Financial Technology (FinTech) companies have emerged as the new sources of funds for companies that need business loan. They are working as competitively as banks and have opened digital avenues for faster processing of loan requests.
FinTechs are classified as non-banking finance companies (NBFCs) that leverage big data and advanced analytics to disburse loans in a quick and efficient manner. The loan application process of these lenders is completely digital. The documents necessary to substantiate the information entered in the application are submitted in soft copy formats through the encrypted website of the concerned FinTech company.

If the business fulfils the eligibility criteria for the loan that it needs and all the documents are verified as genuine, the loan application is approved in a matter of minutes and the applicant is informed of the decision on the same day. What follows in the next 2-3 days is the disbursal of funds into the applicant’s business bank account.
Sounds simple? It is indeed a seamless and straightforward process that eliminates all the complex business loan details. A significant benefit of borrowing funds from FinTechs is that these organisations provide unsecured loans. This implies that they do not ask the borrowers to pledge collateral against the amount borrowed.

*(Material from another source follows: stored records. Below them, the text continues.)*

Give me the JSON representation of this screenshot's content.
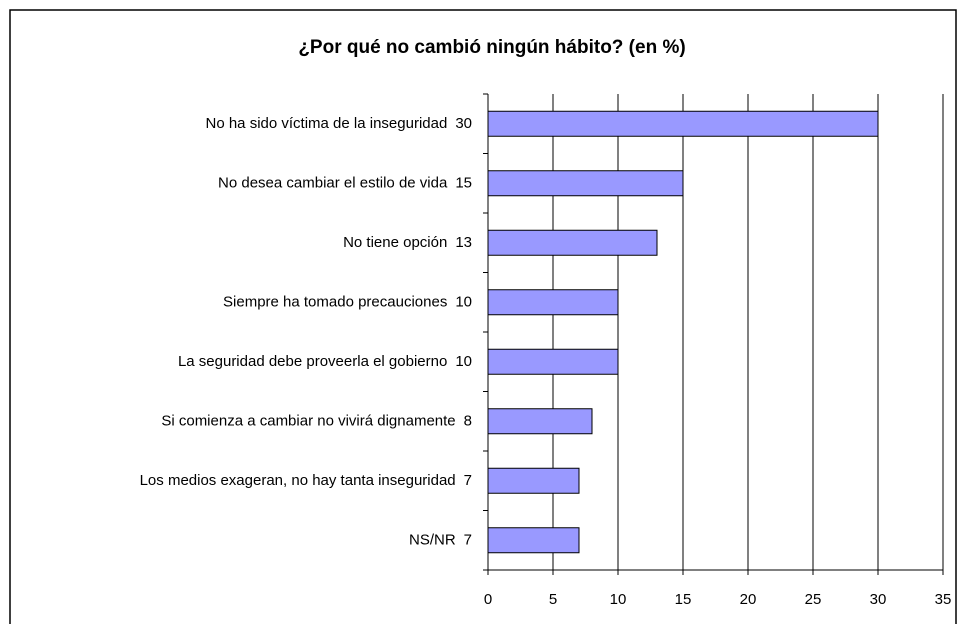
{
  "chart_data": {
    "type": "bar",
    "orientation": "horizontal",
    "title": "¿Por qué no cambió ningún hábito? (en %)",
    "categories": [
      "No ha sido víctima de la inseguridad",
      "No desea cambiar el estilo de vida",
      "No tiene opción",
      "Siempre ha tomado precauciones",
      "La seguridad debe proveerla el gobierno",
      "Si comienza a cambiar no vivirá dignamente",
      "Los medios exageran, no hay tanta inseguridad",
      "NS/NR"
    ],
    "values": [
      30,
      15,
      13,
      10,
      10,
      8,
      7,
      7
    ],
    "color": "#9999ff",
    "xlim": [
      0,
      35
    ],
    "xticks": [
      0,
      5,
      10,
      15,
      20,
      25,
      30,
      35
    ],
    "grid": true
  }
}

While the advantages of digitally borrowing from a FinTech company and getting an unsecured loan are now understood by many business borrowers, some of them are still reluctant to apply for the much-needed loan. Why? It may be because they are reluctant to pay the comparatively higher interest that accompanies such loans. Some of them also allege that on an average, FinTechs charge an increased rate of interest than banks and traditional NBFCs. Throughout the tenure of loan repayment, a part of business income gets drained in EMIs. But a closer analysis will reveal that this may not be entirely true.

Income tax benefits of business loans

What most business owners overlook is the fact that like home loans, the interest on a loan for business is also tax deductible. As per Section 43B (d), the interest on borrowings from a financial institution is considered an expense deductible from the gross income of the business.

It should, however, be understood that the interest payment is allowed to be claimed as an expense only in the year in which it has actually been paid and not in the year in which the liability to pay the loan interest was incurred. This implies that if you apply for a business loan towards the end of the Financial Year 2017-18 and start paying your loan EMIs from or after April 2018, the benefit of the deductions can be availed only in the IT returns for the financial Year 2018-19, the Assessment Year for which will be 2019-20.

To know the details of such deductions and the maximum tax benefits available for your business, you can talk to your finance manager and the customer service team of the lending organisation that you borrow from.
It should also be noted that while borrowing from a FinTech, you can make the loan repayments in a bulk amount instead of paying EMIs throughout the determined tenure. Therefore, if you get any sudden proceeds from the sale of a property or profits in business, you can use the same to pay off the entire outstanding debt without incurring any prepayment penalty.

Input Tax Credit on loan processing charges

The Goods and Services Tax (GST) has also provided the benefit of Input Tax Credit (ITC) to business borrowers. As per the GST law, the conditions to avail input tax credit on the supply of goods or services include:
The businessperson must possess the tax bill/debit or credit note/supplementary invoice issued by the supplier who is registered under the GST Act
The goods/services on which the ITC is being claimed have been received
The GST Returns (GSTR-3) for the period has been filed
The GST charged (on the concerned goods or service) has been deposited in the government account by the supplier

According to the provision, “Any registered person can avail a credit of tax paid on the inward supply of goods or services or both which is used or intended to be used in the course or furtherance of business.”
When you get a loan for your business, you pay GST at the rate of 18% on the processing charge, and these are mentioned in your loan issue document. Since the funds will be utilised for improving or expanding a commercial entity, you can claim the tax paid under the GST laws. This is another benefit of such loans. You simply need to ensure that the lender provides a breakdown of the processing charge on your loan and the applicable GST on the same.

A simple cost-benefit analysis will show that the gains from the business loans outweigh the price paid through interest and processing charges. You can invest the borrowed funds for any purpose that helps you run your venture better. Eventually, with the right business strategies, you can earn better returns and make further progress in the industry segment your business belongs to.